Yes they are long, but just so amazing to watch.  No, this is not me, just something I stumbled upon surfing youtube and though I'd share.  I wish I had that kind of skill.


----------



## garyinhere (Oct 23, 2010)

he did an amazing job!


----------



## Kantastic (Oct 23, 2010)

/Speechless


----------



## JanJan (Oct 23, 2010)

lol is it a good idea to let sparkles fly at the drives like that?


----------



## DanishDevil (Oct 23, 2010)

That was incredible.

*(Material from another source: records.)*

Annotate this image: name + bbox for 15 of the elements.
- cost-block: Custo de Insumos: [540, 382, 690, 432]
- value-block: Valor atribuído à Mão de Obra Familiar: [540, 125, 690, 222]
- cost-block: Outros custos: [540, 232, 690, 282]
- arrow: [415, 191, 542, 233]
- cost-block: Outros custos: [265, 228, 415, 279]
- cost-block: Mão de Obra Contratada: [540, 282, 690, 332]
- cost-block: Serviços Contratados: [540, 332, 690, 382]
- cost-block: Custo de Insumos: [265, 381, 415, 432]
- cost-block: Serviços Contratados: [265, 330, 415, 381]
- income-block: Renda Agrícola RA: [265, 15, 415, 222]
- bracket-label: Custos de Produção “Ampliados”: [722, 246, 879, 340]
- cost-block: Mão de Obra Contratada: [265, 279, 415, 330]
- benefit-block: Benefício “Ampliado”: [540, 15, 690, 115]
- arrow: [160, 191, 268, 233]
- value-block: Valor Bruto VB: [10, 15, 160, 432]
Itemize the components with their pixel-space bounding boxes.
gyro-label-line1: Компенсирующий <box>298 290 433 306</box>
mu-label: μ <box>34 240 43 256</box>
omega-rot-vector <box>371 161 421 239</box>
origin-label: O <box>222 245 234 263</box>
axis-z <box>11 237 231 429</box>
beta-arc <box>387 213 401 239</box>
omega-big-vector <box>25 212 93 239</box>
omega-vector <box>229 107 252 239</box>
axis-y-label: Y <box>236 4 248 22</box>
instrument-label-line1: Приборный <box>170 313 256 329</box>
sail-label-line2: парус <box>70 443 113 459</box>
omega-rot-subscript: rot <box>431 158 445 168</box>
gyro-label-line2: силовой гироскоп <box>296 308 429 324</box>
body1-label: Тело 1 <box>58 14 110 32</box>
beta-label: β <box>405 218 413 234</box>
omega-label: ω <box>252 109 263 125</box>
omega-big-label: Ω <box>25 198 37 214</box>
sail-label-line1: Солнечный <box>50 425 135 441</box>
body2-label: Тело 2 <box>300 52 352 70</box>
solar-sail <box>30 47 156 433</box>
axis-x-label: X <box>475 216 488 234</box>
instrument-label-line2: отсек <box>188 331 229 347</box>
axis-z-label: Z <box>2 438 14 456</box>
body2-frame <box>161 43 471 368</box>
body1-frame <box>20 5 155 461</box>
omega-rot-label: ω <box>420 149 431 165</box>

Makes me want to learn some fabrication and do the same thing


----------



## newtekie1 (Oct 23, 2010)

JanJan said:


> lol is it a good idea to let sparkles fly at the drives like that?



The drives used in the build process were just dummy drives to get the spacing right.  He swapped in the real drives once everything was done.  Chances are the drives he used in the build process weren't even functional to begin with, or were probably so old and small it didn't matter if they were killed in the process.  Hell he slams them down on the table right at the beginning, that can't be good for them.


----------



## JanJan (Oct 23, 2010)

ah here go the real drives in the 2nd vid haha


----------



## PhysXerror (Oct 23, 2010)

Ive always wanted to build something like this, would be kicka$$!


----------



## (FIH) The Don (Oct 23, 2010)

i think that guy is a metalworker of some sort

you just dont get that skill over night


----------



## Chicken Patty (Oct 23, 2010)

Yeah, I agree with don.  He's got some experience with fabbing/metals.  It's amazing what he did though, I'm speechless!


----------